Generate "Normal", Edit Poisoned: Branding Injection via Hint Embedding in Image Editing
This work highlights a new attack vector for users of generative image editing services, though the threat is specific to multi-turn workflows and the success rates are moderate.
This paper identifies a security vulnerability in multi-turn image generation workflows where a hidden hint (e.g., a logo) embedded in an input image can be re-rendered by downstream generative models. The authors propose two attack scenarios (phishing-based and poison-based) achieving success rates of 44.4% and 32.2% respectively, and develop a mitigation solution with 87.4% and 92.3% success rates.
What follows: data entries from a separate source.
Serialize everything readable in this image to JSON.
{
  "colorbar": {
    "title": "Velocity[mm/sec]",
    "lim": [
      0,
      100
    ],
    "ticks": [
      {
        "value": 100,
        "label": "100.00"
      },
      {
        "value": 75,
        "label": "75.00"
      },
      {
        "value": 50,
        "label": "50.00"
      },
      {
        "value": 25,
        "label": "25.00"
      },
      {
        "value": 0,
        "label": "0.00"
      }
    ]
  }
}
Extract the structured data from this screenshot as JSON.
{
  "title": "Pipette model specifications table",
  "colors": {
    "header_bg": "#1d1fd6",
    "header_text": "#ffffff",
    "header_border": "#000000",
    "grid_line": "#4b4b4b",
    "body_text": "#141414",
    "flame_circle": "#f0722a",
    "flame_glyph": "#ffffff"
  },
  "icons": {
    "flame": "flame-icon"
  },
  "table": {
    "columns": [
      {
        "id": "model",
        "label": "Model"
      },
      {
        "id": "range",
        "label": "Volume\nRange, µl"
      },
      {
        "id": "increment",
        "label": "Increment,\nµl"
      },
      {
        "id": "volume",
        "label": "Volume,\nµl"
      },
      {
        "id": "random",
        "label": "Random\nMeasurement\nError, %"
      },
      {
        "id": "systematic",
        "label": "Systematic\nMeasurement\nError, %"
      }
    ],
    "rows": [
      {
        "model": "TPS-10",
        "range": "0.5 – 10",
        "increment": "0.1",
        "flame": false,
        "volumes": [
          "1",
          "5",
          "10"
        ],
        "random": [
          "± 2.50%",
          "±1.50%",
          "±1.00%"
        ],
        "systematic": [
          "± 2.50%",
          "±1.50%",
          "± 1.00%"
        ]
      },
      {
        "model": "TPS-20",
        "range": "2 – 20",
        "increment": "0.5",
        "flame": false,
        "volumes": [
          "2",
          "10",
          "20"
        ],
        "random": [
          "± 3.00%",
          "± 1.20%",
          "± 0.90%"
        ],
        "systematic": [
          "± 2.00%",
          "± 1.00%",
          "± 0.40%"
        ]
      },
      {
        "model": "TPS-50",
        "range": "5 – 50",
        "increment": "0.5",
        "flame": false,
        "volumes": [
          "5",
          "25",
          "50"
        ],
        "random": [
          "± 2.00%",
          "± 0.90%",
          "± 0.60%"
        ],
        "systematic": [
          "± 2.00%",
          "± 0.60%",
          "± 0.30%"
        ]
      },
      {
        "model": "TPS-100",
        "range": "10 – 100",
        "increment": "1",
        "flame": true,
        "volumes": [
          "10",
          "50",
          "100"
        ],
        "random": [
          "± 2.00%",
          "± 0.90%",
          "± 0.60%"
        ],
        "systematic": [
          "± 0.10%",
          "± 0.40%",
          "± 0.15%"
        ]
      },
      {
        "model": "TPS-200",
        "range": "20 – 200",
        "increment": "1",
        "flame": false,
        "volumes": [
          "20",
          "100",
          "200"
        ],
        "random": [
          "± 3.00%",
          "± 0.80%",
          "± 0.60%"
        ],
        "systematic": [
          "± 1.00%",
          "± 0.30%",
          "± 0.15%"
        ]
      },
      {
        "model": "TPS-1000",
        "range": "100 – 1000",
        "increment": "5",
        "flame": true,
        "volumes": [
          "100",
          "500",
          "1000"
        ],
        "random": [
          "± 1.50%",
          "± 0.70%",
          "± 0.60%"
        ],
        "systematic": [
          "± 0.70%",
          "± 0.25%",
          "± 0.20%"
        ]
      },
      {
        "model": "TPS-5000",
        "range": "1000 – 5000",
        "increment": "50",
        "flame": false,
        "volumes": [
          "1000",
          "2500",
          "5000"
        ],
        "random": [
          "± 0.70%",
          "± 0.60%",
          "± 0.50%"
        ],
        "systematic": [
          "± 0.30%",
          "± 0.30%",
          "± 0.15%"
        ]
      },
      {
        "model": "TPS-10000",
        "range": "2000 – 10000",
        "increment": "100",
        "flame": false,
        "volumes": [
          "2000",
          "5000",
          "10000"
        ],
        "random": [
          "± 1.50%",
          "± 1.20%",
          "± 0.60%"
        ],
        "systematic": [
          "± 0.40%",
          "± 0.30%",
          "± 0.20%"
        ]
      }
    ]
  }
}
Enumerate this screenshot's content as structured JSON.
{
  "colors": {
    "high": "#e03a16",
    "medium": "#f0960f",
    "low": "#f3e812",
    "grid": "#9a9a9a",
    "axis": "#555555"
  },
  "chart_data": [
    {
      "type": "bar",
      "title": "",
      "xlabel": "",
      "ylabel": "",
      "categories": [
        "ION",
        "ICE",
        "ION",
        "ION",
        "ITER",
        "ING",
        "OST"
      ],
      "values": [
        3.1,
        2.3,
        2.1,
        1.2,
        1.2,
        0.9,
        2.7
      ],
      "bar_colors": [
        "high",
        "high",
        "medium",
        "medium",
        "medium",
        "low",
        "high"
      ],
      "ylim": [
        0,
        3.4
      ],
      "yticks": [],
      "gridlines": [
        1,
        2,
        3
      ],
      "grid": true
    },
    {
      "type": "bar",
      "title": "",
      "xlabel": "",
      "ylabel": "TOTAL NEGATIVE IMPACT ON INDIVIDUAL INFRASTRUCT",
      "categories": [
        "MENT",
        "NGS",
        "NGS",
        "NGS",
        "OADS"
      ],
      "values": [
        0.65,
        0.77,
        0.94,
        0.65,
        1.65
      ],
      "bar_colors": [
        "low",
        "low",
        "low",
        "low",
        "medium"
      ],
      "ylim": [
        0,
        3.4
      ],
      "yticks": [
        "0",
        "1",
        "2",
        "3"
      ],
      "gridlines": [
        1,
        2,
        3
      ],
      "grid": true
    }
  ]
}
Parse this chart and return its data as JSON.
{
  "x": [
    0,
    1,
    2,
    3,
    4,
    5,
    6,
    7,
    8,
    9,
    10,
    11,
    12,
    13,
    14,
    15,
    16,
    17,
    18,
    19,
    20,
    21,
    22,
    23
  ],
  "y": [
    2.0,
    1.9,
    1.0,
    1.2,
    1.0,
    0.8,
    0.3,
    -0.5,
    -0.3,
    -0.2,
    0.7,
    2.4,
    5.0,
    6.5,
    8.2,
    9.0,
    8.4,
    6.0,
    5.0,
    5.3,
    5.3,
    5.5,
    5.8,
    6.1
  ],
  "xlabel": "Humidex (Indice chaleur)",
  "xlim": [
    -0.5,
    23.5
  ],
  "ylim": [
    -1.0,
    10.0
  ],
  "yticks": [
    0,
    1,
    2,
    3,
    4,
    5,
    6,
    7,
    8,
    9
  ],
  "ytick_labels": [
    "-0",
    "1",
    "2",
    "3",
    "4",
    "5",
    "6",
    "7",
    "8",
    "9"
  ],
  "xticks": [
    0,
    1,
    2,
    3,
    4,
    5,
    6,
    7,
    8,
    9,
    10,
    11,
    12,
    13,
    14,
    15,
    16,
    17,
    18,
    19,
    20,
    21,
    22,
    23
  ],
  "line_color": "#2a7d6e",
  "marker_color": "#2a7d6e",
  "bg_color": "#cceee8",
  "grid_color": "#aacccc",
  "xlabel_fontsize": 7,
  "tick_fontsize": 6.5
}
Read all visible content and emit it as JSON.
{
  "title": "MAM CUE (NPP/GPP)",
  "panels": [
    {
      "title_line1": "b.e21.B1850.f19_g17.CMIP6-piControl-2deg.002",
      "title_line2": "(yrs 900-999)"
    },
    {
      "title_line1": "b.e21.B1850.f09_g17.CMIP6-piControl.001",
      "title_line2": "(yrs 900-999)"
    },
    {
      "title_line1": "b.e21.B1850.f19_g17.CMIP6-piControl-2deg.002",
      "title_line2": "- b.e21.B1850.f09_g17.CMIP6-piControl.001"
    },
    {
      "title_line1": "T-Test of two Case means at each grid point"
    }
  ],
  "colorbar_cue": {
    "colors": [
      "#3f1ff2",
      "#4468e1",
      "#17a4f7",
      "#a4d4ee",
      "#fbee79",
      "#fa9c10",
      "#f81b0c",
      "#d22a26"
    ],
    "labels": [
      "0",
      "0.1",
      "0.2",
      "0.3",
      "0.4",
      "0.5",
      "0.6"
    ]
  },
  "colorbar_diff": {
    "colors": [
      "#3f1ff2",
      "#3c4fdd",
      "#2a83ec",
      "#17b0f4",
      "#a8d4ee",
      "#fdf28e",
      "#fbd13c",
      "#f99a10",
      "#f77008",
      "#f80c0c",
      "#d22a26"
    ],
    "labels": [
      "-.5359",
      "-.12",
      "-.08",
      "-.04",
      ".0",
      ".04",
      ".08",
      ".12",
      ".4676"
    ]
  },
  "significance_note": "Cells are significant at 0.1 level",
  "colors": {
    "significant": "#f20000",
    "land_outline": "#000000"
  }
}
With the rapid advancement of generative AI, users increasingly rely on image-generation models for image design and creation. To achieve faithful outputs, users typically engage in multi-turn interactions during image refinement: a text-to-image generation phase followed by a text-guided image-to-image editing phase. In this paper, we investigate a novel security vulnerability associated with such a workflow. Our key insight is that a nearly invisible hint, like branding information (e.g., a logo), embedded in an input image can be recognized by downstream generative models and subsequently re-rendered onto semantically related objects, even when the user prompt does not explicitly mention it. This form of hidden payload injection makes the attack stealthy. We study two realistic attack scenarios. The first is a phishing-based setting, in which an attacker controls an online image generation service and injects hidden content into generated images before they are returned to users. The second is a poison-based setting, where an attacker distributes a compromised text-to-image diffusion model whose output contains hidden content. We evaluate both attacks using six injected payloads, including well-known logos and customized designs, and demonstrate that the two attacks can achieve success rates of 44.4% and 32.2% on average, respectively, while ensuring the injected logos are visually imperceptible. We also develop a mitigation solution that achieves an average success rate of 87.4% and 92.3% against the phishing-based and poison-based attacks, respectively.